Het stijgend gebruik van digitale toepassingen is ook te merken op het niveau van de servers die deze huisvesten. Hiervoor wordt gebruik gemaakt van digitale infrastructuren, meer bepaald datacenters en netwerken voor de levering van digitale inhoud. Net zoals elektronische communicatienetwerken kunnen deze diensten als essentieel voor de goede werking van de digitale samenleving beschouwd worden en zijn veiligheid en bedrijfscontinuïteit van wezenlijk belang.

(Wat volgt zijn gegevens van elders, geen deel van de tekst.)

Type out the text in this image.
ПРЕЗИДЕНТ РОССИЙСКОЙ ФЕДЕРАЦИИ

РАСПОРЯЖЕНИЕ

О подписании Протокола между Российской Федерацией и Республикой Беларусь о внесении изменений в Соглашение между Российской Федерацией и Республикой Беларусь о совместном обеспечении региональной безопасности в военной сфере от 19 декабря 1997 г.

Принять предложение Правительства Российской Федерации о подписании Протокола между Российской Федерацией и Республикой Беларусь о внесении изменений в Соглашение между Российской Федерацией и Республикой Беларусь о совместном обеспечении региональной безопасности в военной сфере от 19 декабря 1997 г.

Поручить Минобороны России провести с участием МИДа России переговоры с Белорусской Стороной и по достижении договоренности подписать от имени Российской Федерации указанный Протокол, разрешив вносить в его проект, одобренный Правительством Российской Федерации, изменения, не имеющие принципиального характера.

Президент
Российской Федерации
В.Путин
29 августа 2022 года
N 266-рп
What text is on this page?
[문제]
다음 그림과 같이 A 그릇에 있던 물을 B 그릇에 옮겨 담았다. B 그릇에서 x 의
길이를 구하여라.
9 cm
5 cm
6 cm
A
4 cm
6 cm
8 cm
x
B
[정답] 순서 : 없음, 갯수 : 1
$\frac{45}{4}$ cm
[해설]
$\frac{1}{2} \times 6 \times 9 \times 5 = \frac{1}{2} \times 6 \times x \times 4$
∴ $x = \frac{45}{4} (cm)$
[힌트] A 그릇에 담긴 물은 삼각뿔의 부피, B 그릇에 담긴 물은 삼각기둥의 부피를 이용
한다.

Sommige Europese landen hebben vanuit dit veiligheidsperspectief reeds de eerste stappen gezet naar meer toezicht op deze digitale infrastructuren en de onderlinge afhankelijkheid ervan. In België zijn de activiteiten van de datacenters en van de netwerken voor de levering van digitale inhoud niet aan een notificatieverplichting onderworpen. Voor het BIPT is het als regulator van de elektronische communicatiesector echter van fundamenteel belang een volledige kijk te hebben op de verschillende spelers die aanwezig zijn op deze markt van mogelijk kritische digitale infrastructuren en op de diensten die ze aanbieden. Het stijgende dataverbruik heeft tevens een invloed op de duurzame voetafdruk van de datacenters. Het is dus belangrijk om goed te begrijpen hoe hiermee wordt omgegaan. Dit alles werd in het voorjaar van 2022 door Stratix in kaart gebracht in opdracht van het BIPT.

De studie geeft een overzicht van de datacentra in België en onderscheidt volgende soorten:

  • “hyperscalers” (grote datacentra van de cloudaanbieders),
  • “colocatie datacentra” (waar klanten hun eigen servers in onderbrengen),
  • “verticals” (voor het aanbieden van IT-toepassingen) en
  • private “enterprise datacentra” (werken alleen voor het eigen bedrijf).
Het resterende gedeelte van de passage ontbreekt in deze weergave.